The Director-General of the NCDC, Dr Chikwe Ihekweazu, while speaking at the Data4COVID19 Africa Challenge Dissemination Meeting, said that the government will review the data and bring it into decision making, and also serve as a reference document in the future.

The Director, Prevention Programmes & Knowledge Management,NCDC, Dr. Chinewe Ochu, while analysing the report, said that 43.3% of Nigerians in states were on complete lockdown while 56.7% were in states with partial lockdown.

Dr Ochu explained that a slightly higher proportion of female than males were compliant with the stay at home order.

Most respondents stayed home during the lockdown irrespective of age.

She also said that in the survey, 81% of respondents reported visiting several places such as Markets, friends and family, religious places, hospitals and parties despite the lockdown.

Dr Ochu also said that there were changes in public risk perception and risky behaviors through the first and second waves of the COVID-19 pandemic in the country and the relationship between risky behaviors and trend of the outbreak.

However, she noted that overall risk perception remained low during both waves with two out of every five Nigerian , considering themselves not to be at risk of contracting COVID-19 in both waves.

She explained how the government’s non-pharmaceutical initiative (NPI) affected public trust in government and their compliance with safty protocols.

She said, “Public trust is important for the success of a wide range of public polices that depend on behavioral responses from the public.
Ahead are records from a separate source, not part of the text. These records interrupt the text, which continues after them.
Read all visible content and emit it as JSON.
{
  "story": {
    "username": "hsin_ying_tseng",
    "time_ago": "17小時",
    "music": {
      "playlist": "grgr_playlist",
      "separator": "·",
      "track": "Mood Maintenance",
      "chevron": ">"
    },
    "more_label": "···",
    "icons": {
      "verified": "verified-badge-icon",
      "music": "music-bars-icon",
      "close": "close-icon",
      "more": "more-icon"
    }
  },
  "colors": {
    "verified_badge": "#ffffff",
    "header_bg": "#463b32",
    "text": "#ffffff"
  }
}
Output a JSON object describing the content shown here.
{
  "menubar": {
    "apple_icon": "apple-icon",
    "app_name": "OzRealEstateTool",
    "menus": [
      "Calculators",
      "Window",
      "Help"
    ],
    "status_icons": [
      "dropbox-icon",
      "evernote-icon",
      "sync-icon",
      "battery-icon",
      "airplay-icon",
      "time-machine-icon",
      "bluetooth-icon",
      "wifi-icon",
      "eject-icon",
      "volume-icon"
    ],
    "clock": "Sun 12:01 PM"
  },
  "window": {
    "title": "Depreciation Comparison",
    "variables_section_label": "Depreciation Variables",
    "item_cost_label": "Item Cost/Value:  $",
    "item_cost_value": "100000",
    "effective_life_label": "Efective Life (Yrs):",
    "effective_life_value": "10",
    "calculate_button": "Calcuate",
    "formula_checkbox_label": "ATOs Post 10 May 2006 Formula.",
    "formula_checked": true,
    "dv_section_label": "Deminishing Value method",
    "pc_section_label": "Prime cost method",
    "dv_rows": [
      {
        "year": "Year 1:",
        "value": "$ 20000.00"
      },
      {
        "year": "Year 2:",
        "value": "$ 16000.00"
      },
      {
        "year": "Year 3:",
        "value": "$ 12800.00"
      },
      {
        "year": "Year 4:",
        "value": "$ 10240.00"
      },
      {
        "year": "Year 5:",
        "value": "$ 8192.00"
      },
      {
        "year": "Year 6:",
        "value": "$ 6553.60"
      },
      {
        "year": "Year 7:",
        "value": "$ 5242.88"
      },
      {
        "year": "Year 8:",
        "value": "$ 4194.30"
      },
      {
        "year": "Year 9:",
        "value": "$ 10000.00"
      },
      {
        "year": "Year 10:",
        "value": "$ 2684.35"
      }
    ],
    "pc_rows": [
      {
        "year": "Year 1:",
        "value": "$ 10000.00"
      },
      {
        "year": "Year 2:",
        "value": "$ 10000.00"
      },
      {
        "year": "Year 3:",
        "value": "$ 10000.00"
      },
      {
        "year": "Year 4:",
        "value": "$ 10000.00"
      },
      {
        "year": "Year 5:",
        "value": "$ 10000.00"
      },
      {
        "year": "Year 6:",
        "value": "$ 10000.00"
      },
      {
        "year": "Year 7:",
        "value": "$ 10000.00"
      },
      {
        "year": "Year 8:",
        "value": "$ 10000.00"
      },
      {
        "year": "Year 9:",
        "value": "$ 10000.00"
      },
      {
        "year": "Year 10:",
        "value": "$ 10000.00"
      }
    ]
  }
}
Their analyses of public trust across two national surveys conducted in 2020/2021 in the country revealed that; overall, level of trust was over 50% across the local Government Health Department with 85%, State Ministry of Health had 84% trust, while Federal Ministry of Health had 82%.

Speaking on the data, Dr Babashola Okunsanya of the College of Medicine, University of Lagos, said that between June 2020 and now, the data looked at how people coped during the lockdown, how they responded and the compliance level.

He said that the research showed that people had trust on the government and would be ready for another lockdown, provided palliatives were given.

He noted that for lockdown exceeding seven days, palliatives are highly recommended to mitigate the impact on Nigerians.

Strategies geared towards slowing transmissions rates in marketplaces should be prioritized for effective infection prevention and control in the country.

Adding that There is need to leverage health and religious institutions as trusted voices to drive risk communication.

He noted that after the dissemination, the committee will write its report and release it to the place for reference purposes.